9 août 2024, 23:55

ALCATRAZ FESTIVAL

@ Courtrai (Jour 1)


55 000 metalheads, un record, se sont pressés cette année à l’Alcatraz. Le samedi a notamment accueilli une véritable marée de près de 20 000 personnes, ravis de braver un soleil de feu pour recevoir leur dose de décibels. Avec quatre scènes, une programmation d’une grande richesse et un environnement sain, le festival de Courtrai offre trois jours de bonheur intense ; devant notre anglais hésitant, même les Flamands nous parlent en français, c’est dire ! Ici, pas – ou très, très peu – de touristes mais de vrais fans de metal. Il reste à espérer que l’événement cessera là sa croissance pour ne pas perdre sa dimension humaine... et que les prix, des boissons aux parkings, arrêteront de croître.

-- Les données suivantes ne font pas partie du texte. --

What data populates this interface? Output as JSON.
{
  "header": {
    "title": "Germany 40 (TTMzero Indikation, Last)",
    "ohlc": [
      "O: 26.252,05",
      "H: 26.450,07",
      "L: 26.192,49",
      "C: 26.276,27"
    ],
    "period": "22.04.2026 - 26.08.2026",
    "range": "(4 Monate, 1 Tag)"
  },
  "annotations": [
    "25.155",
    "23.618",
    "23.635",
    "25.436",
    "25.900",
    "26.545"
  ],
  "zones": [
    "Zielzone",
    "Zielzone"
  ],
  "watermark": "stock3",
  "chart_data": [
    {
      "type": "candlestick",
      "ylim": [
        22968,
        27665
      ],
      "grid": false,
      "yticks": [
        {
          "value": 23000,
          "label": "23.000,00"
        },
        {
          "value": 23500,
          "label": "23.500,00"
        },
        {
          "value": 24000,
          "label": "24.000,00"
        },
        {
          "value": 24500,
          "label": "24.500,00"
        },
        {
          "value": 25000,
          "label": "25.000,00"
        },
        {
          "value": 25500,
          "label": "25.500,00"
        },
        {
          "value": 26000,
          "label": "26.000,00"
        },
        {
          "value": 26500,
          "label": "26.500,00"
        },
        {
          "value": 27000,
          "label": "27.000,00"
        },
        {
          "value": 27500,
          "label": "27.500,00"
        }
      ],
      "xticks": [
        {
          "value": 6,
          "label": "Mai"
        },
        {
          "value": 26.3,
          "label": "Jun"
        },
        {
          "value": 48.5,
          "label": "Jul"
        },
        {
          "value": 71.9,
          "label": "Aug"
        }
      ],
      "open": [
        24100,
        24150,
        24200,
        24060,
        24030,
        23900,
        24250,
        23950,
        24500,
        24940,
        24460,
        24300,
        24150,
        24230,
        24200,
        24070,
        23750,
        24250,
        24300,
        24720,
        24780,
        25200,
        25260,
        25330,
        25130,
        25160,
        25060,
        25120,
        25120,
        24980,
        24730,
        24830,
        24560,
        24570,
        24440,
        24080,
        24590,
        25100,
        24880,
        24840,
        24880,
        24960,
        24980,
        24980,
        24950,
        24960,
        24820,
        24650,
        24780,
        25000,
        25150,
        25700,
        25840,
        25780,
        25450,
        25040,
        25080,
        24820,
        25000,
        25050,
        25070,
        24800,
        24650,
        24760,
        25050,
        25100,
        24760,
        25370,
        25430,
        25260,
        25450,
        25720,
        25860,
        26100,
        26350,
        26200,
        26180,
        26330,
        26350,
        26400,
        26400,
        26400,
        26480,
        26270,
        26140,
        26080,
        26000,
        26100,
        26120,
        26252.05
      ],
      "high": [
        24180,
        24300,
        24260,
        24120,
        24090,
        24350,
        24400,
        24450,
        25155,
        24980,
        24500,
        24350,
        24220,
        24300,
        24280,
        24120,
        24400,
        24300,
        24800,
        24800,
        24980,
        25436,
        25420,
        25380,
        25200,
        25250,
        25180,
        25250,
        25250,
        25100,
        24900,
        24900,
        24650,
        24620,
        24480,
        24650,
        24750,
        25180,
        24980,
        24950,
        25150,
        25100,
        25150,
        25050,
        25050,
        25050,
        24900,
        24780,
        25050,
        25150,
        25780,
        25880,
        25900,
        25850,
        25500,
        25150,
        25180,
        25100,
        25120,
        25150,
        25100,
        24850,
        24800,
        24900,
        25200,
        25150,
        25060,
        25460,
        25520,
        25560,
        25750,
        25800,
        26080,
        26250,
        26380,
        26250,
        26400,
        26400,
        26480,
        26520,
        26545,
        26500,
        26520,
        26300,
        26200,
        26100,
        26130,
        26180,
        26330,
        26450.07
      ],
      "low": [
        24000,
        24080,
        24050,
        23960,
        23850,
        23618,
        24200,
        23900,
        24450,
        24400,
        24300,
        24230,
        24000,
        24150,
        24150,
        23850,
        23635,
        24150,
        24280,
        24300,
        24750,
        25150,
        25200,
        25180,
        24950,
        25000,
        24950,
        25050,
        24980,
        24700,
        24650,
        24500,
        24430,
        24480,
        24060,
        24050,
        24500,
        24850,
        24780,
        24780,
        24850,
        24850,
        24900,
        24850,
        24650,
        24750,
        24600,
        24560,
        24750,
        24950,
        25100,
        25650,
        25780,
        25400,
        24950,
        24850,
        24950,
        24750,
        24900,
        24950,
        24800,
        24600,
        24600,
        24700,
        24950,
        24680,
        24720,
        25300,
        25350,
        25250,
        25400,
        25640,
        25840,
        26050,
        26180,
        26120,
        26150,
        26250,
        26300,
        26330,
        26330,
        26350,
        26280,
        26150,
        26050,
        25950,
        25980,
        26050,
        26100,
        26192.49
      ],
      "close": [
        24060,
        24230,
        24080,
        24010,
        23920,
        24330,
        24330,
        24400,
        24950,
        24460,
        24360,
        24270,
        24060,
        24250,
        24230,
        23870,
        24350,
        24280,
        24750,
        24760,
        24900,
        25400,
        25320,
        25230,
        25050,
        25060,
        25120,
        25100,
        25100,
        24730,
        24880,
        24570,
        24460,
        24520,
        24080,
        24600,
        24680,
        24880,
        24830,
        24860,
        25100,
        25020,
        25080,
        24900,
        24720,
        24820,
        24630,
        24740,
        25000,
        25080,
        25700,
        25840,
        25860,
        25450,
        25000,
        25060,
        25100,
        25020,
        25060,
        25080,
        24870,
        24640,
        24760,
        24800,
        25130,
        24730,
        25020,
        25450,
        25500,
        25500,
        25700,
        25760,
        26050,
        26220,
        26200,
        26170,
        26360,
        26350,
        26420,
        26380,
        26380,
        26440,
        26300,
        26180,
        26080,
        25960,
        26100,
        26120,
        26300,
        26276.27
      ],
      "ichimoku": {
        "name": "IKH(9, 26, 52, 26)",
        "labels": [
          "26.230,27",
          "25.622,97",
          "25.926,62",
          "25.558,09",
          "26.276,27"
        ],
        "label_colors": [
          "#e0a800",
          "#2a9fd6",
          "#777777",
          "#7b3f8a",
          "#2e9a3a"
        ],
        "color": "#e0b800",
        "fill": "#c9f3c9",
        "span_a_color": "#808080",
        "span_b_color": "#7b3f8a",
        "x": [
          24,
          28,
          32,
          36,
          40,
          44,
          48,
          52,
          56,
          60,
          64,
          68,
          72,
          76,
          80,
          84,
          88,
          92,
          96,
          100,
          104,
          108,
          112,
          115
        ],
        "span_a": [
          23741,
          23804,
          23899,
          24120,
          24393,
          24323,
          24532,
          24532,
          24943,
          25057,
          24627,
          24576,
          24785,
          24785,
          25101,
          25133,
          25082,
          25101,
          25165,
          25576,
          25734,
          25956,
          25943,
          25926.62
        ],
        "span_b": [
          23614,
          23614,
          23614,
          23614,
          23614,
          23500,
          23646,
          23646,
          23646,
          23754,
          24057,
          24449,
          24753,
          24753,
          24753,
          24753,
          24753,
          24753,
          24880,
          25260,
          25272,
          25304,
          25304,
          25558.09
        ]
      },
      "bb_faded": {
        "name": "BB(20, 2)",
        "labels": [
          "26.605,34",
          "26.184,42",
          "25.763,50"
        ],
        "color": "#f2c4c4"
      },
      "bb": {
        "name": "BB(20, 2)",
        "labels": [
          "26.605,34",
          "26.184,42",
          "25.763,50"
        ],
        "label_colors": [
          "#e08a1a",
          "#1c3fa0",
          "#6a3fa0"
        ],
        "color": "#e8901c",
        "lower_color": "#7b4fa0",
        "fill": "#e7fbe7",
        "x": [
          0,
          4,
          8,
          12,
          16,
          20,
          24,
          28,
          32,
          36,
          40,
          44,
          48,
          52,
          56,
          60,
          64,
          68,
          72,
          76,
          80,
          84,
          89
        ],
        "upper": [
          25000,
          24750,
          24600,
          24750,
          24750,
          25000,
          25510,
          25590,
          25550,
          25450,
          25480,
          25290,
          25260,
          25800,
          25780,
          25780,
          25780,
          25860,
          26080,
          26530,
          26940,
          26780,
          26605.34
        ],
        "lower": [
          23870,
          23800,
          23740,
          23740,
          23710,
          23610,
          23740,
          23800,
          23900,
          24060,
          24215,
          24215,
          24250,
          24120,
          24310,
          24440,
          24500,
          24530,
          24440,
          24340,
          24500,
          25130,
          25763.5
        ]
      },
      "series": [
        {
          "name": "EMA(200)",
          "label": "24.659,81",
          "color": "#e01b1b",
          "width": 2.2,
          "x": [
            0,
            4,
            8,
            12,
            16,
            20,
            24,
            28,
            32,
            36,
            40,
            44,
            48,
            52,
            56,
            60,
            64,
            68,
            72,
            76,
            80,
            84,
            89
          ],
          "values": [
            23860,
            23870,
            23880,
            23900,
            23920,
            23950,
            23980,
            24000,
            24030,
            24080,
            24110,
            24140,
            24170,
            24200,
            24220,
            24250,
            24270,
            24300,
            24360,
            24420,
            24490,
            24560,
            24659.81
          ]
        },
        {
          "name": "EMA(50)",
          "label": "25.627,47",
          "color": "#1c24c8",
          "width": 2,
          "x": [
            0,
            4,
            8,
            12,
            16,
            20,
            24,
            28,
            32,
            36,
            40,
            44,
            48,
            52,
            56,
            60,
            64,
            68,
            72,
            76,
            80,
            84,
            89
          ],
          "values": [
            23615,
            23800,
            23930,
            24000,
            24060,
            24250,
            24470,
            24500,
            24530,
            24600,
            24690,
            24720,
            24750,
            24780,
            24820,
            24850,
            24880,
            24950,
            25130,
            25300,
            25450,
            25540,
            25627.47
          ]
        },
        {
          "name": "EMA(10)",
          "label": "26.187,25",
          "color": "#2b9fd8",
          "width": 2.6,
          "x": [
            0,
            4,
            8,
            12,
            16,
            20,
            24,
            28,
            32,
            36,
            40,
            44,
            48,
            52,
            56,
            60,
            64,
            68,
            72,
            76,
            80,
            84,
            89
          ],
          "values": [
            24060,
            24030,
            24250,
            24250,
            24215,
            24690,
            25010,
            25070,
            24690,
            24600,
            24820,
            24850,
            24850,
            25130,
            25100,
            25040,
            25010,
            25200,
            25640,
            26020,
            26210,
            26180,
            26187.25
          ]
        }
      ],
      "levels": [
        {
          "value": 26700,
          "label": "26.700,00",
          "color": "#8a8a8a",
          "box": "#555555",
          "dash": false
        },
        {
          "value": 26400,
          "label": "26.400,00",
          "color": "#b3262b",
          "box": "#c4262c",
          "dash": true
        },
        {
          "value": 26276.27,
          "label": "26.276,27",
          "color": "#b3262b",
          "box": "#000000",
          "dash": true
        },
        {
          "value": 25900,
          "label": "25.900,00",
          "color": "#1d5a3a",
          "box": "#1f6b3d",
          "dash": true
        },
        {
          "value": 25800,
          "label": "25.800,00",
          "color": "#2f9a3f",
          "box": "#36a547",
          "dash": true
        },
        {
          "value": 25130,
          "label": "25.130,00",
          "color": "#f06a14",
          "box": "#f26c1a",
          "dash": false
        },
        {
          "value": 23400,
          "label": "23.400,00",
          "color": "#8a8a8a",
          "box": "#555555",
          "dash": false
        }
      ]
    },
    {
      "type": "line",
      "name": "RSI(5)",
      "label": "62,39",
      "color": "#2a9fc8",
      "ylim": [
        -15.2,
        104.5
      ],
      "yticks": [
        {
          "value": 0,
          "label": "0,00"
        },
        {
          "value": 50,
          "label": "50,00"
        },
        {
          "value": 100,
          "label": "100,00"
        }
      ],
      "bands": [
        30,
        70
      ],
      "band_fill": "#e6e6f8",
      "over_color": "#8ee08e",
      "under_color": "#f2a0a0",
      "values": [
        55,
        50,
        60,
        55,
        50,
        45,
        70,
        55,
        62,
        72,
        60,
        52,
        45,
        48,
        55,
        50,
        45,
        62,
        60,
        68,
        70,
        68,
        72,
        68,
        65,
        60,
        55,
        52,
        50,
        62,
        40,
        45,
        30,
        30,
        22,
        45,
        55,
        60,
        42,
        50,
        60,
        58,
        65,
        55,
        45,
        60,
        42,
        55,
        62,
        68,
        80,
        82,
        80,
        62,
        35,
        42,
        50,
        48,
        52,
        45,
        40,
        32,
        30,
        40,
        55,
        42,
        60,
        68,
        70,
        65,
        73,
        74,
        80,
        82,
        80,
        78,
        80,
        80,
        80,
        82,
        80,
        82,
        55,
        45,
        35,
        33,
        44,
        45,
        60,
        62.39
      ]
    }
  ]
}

Vendredi, sous un ciel gris et pluvieux, les locaux DYSCORDIA (Prison Stage, 11h20/12h00) lancent cet Alcatraz 2024. Les musiciens, plutôt statiques, assènent leur metal mélodique, tantôt rugueux, tantôt quasi progressif, avec conviction mais sans guère convaincre... excepté leur quarteron de fans. Dès ''Endgame'', le troisième titre, il est temps de leur dire au-revoir pour se rendre sous le grand chapiteau de la Swamp Stage, là où se produisent en majorité les groupes de black et death metal. Ce choix s’avère judicieux tant DUDSEKOP, entre 12h00 et 12h40, dès son intro tout en lourdeur et majesté, assène un black convaincant. Issus pour certains de la scène hardcore, les musiciens originaires d’Ypres imposent une pesanteur étouffante, fruit du travail intelligent de la section rythmique, traversée d’accélérations bien senties et de quelques plans heavy. Le chanteur, charismatique et imposant, brille d’une aura glaciale qui se marie à merveille aux morceaux hantés et aux lights parsemées de flashs.Le guitariste déclame quant à lui des paroles dans le dialecte de sa ville natale, accentuant le côté mystérieux d’une prestation à la froideur toute norvégienne basée sur l’excellent dernier album du groupe, « Wuk Emme Nog Van Leven ».


Le temps de reprendre ses esprits après cette déflagration et SKELETAL REMAINS (Swamp Stage, 13h10/13h55) s’empare de la scène devant un backdrop horrifique à l’effigie de son dernier album, « Fragments Of The Ageless », sorti en mars dernier. Bien qu’originaires de Californie, les gaillards proposent un death old-school qui sent bon la Floride, l’ange morbide et le cadavre cannibale. Les relents de marais putrides se dégagent des morceaux plus lents qui permettent de rompre la monotonie des titres rapides, se ressemblant tant qu’il devient difficile de les différencier. Le récent ''Relentless Appetite'', entre riffs saccadés, blasts, double pédale à foison – bravo au batteur ! – qui résonne dans les poitrines et hurlements possédés d’un chanteur caché derrière son épaisse chevelure, est l’exemple type de ce que proposent les Américains, jamais avares d’un solo. Malgré l’excellence technique des gaillards, le concert finit par traîner en longueur. Le rythme faiblit au fil des pauses bien trop régulières entre chaque composition. Si les premiers circle-pits naissent devant la Swamp, ils demeurent assez timides. Avec cinq minutes d’avance sur l’horaire prévu, SKELETAL REMAINS quitte les planches sous des applaudissements polis...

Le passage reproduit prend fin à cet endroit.